I tried numerical irreducible decomposition in complex space and the result shows that it has 3 dim-1 components and 5 dim-0 component.
Dimension 1: 3 classified components
-----------------------------------------------------
degree 2: 3 components
Dimension 0: 5 classified components
-----------------------------------------------------
degree 1: 5 components
But I have no idea about real solutions, how to determine how many real solutions are there and how to determine them?
Update on the context:
The system is derived from the following system by fixing $a=0$. In order to solve it, I transfer it to the polynomial system.
$$\begin{cases}
&sin(a-b)+sin(a-c)+sin(a-d)=0 \\
&sin(b-a)+sin(b-c)+sin(b-d)=0 \\
&sin(c-a)+sin(c-b)+sin(c-d)=0 \\
&sin(d-a)+sin(d-b)+sin(d-c)=0
\end{cases}$$
Best Answer
(Partial answer, about the real solutions.)
Let $\,A=\cos a + i \sin a\,$ and similar for $\,B,C,D\,$, then $\,|A|=|B|=|C|=|D|=1\,$, and:
$$ \text{Im}\left(\frac{A+B+C+D}{A}\right)=\text{Im}\left(\frac{B+C+D}{A}\right)=\sin(b-a)+\sin(c-a)+\sin(d-a)=0 $$
If $\,S = A+B+C+D \ne 0\,$ this is equivalent to $\,A\,$ being a real multiple of $\,S\,$, and the same goes for $\,B,C,D\,$, so $A = \alpha\,S$, $\;B = \beta\,S$, $\;C = \gamma\,S$, $D = \delta\,S\;$ for some $\,\alpha,\beta,\gamma,\delta \in \mathbb R\,$.
Adding the equations gives $\,S = (\alpha+\beta+\gamma+\delta) \,S$ $\implies S=0 \;\lor\; \alpha+\beta+\gamma+\delta = 1$.
$S=0\,$ gives $\,A=\alpha\,S=0\,$ which violates $\,|A|=1\,$, otherwise $\,A = \alpha\,S$ $\implies |\alpha| \, |S| = |A| = 1$ $\implies \alpha = \pm \frac{1}{|S|}\,$. Then, the sum condition requires that $\,\pm \frac{1}{|S|}\pm \frac{1}{|S|}\pm \frac{1}{|S|}\pm \frac{1}{|S|}=1\,$ for some choice of signs.
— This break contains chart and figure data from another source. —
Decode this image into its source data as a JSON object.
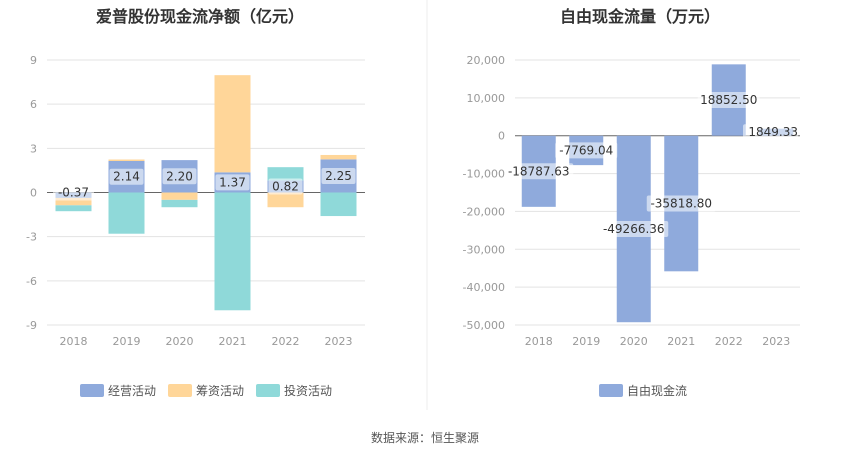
{
  "source": "数据来源：恒生聚源",
  "colors": {
    "operating": "#8faadc",
    "financing": "#ffd699",
    "investing": "#8fd9d9",
    "fcf": "#8faadc",
    "axis": "#666666",
    "grid": "#e3e3e3"
  },
  "chart_data": [
    {
      "type": "bar",
      "stacked": true,
      "title": "爱普股份现金流净额（亿元）",
      "categories": [
        "2018",
        "2019",
        "2020",
        "2021",
        "2022",
        "2023"
      ],
      "ylim": [
        -9,
        9
      ],
      "yticks": [
        9,
        6,
        3,
        0,
        -3,
        -6,
        -9
      ],
      "grid": true,
      "legend_position": "bottom",
      "series": [
        {
          "name": "经营活动",
          "values": [
            -0.37,
            2.14,
            2.2,
            1.37,
            0.82,
            2.25
          ],
          "labels": [
            "-0.37",
            "2.14",
            "2.20",
            "1.37",
            "0.82",
            "2.25"
          ]
        },
        {
          "name": "筹资活动",
          "values": [
            -0.5,
            0.1,
            -0.5,
            6.6,
            -1.0,
            0.3
          ]
        },
        {
          "name": "投资活动",
          "values": [
            -0.4,
            -2.8,
            -0.5,
            -8.0,
            0.9,
            -1.6
          ]
        }
      ]
    },
    {
      "type": "bar",
      "title": "自由现金流量（万元）",
      "categories": [
        "2018",
        "2019",
        "2020",
        "2021",
        "2022",
        "2023"
      ],
      "ylim": [
        -50000,
        20000
      ],
      "yticks": [
        "20,000",
        "10,000",
        "0",
        "-10,000",
        "-20,000",
        "-30,000",
        "-40,000",
        "-50,000"
      ],
      "grid": true,
      "legend_position": "bottom",
      "series": [
        {
          "name": "自由现金流",
          "values": [
            -18787.63,
            -7769.04,
            -49266.36,
            -35818.8,
            18852.5,
            1849.33
          ],
          "labels": [
            "-18787.63",
            "-7769.04",
            "-49266.36",
            "-35818.80",
            "18852.50",
            "1849.33"
          ]
        }
      ]
    }
  ]
}
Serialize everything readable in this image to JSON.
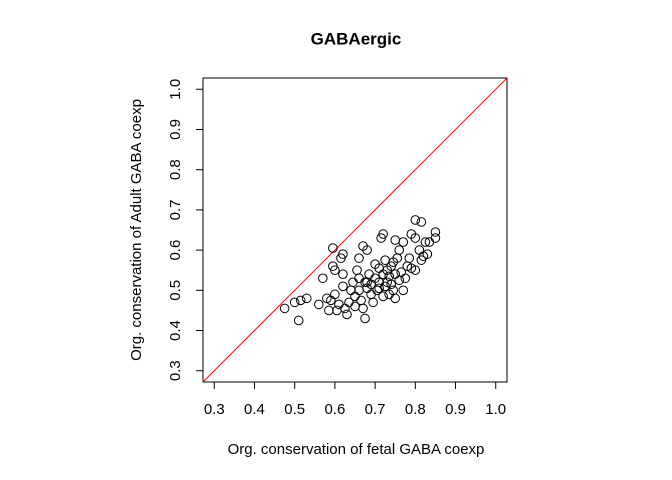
{
  "chart_data": {
    "type": "scatter",
    "title": "GABAergic",
    "x_label": "Org. conservation of fetal GABA coexp",
    "y_label": "Org. conservation of Adult GABA coexp",
    "xlim": [
      0.272,
      1.028
    ],
    "ylim": [
      0.272,
      1.028
    ],
    "xticks": [
      0.3,
      0.4,
      0.5,
      0.6,
      0.7,
      0.8,
      0.9,
      {
        "value": 1,
        "label": "1.0"
      }
    ],
    "yticks": [
      0.3,
      0.4,
      0.5,
      0.6,
      0.7,
      0.8,
      0.9,
      {
        "value": 1,
        "label": "1.0"
      }
    ],
    "abline": {
      "intercept": 0,
      "slope": 1,
      "color": "#ff0000"
    },
    "series": [
      {
        "color": "#000000",
        "x": [
          0.475,
          0.5,
          0.51,
          0.515,
          0.53,
          0.56,
          0.57,
          0.58,
          0.585,
          0.59,
          0.595,
          0.595,
          0.6,
          0.6,
          0.605,
          0.61,
          0.615,
          0.62,
          0.62,
          0.62,
          0.625,
          0.63,
          0.635,
          0.64,
          0.645,
          0.65,
          0.65,
          0.655,
          0.66,
          0.66,
          0.665,
          0.67,
          0.67,
          0.675,
          0.675,
          0.68,
          0.68,
          0.685,
          0.69,
          0.69,
          0.695,
          0.7,
          0.7,
          0.705,
          0.71,
          0.71,
          0.715,
          0.72,
          0.72,
          0.72,
          0.725,
          0.725,
          0.73,
          0.73,
          0.735,
          0.735,
          0.74,
          0.74,
          0.745,
          0.745,
          0.75,
          0.75,
          0.75,
          0.755,
          0.76,
          0.76,
          0.765,
          0.77,
          0.77,
          0.775,
          0.78,
          0.785,
          0.79,
          0.79,
          0.8,
          0.8,
          0.8,
          0.81,
          0.815,
          0.815,
          0.82,
          0.825,
          0.83,
          0.835,
          0.85,
          0.85,
          0.66,
          0.71,
          0.68
        ],
        "values": [
          0.455,
          0.47,
          0.425,
          0.475,
          0.48,
          0.465,
          0.53,
          0.48,
          0.45,
          0.475,
          0.605,
          0.56,
          0.55,
          0.49,
          0.45,
          0.465,
          0.58,
          0.59,
          0.54,
          0.51,
          0.455,
          0.44,
          0.47,
          0.5,
          0.52,
          0.485,
          0.46,
          0.55,
          0.53,
          0.5,
          0.475,
          0.61,
          0.455,
          0.43,
          0.52,
          0.6,
          0.505,
          0.54,
          0.49,
          0.515,
          0.47,
          0.565,
          0.53,
          0.5,
          0.555,
          0.52,
          0.63,
          0.64,
          0.485,
          0.54,
          0.575,
          0.51,
          0.52,
          0.55,
          0.49,
          0.535,
          0.56,
          0.515,
          0.57,
          0.5,
          0.625,
          0.48,
          0.54,
          0.58,
          0.6,
          0.525,
          0.545,
          0.62,
          0.5,
          0.53,
          0.56,
          0.58,
          0.64,
          0.555,
          0.675,
          0.63,
          0.55,
          0.6,
          0.67,
          0.575,
          0.585,
          0.62,
          0.59,
          0.62,
          0.645,
          0.63,
          0.58,
          0.505,
          0.52
        ]
      }
    ]
  }
}
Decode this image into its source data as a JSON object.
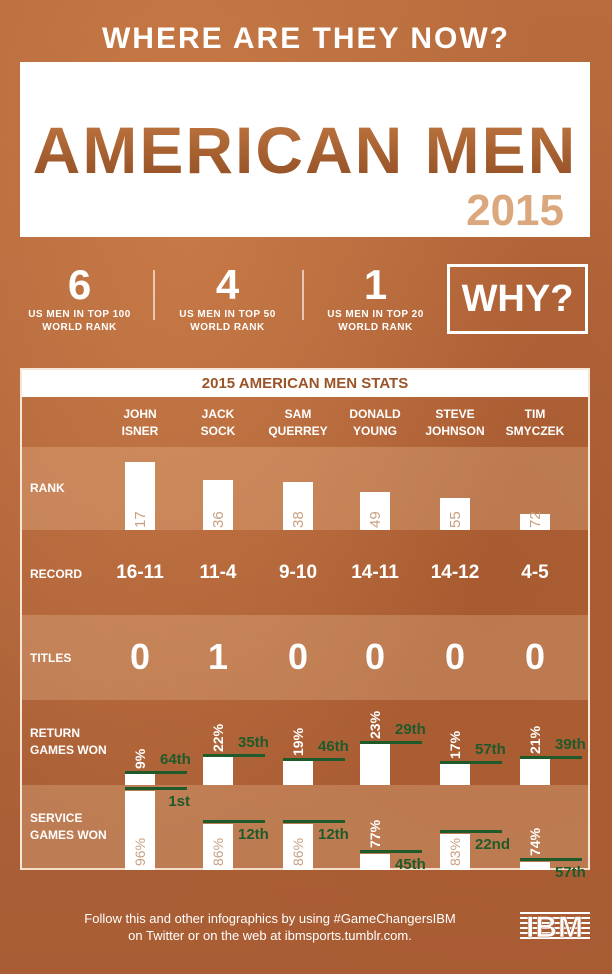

This can only happen in two cases (not counting permutations of the variables):
$\,\alpha=\beta=\gamma=\delta=\frac{1}{|S|}\,$ and $\,|S|=4\,$ $\implies A=B=C=D$ $\implies \color{blue}{a\equiv b\equiv c\equiv d}$ $\pmod{2\pi}\,$, which is easily verified to be a solution for any $\,a \in \mathbb R\,$;
$\,-\alpha=\beta=\gamma=\delta=\frac{1}{|S|}\,$ and $\,|S|=2\,$ $\implies -A=B=C=D$ $\,\implies \color{blue}{a+\pi\equiv b\equiv c\equiv d}\,$ $\pmod{2\pi}\,$, which is also easily verified to be a solution for any $\,a \in \mathbb R\,$.
This leaves the case $\,S=0\,$, when $\,\text{Im}\left(\frac{B+C+D}{A}\right)=\text{Im}\left(\frac{-A}{A}\right)=0\,$, so the equations are satisfied automatically. What remains to be determined is the solution set of the equation $\,S=A+B+C+D=0\,$ subject to the constraint $\,|A|=|B|=|C|=|D|=1\,$.
For that, it's enough to note that four unit vectors which add to $\,0\,$ form a rhombus when placed head-to-tail, so they must be pairwise opposite, or (again not counting permutations) $-A=-B=C=D$ $\implies \color{blue}{a+\pi\equiv b+\pi\equiv c\equiv d}\,$ $\pmod{2\pi}\,$.
Putting it $\color{blue}{\text{all}}$ together, the general solution in reals is $a\equiv b\equiv c\equiv d \pmod{\pi}$.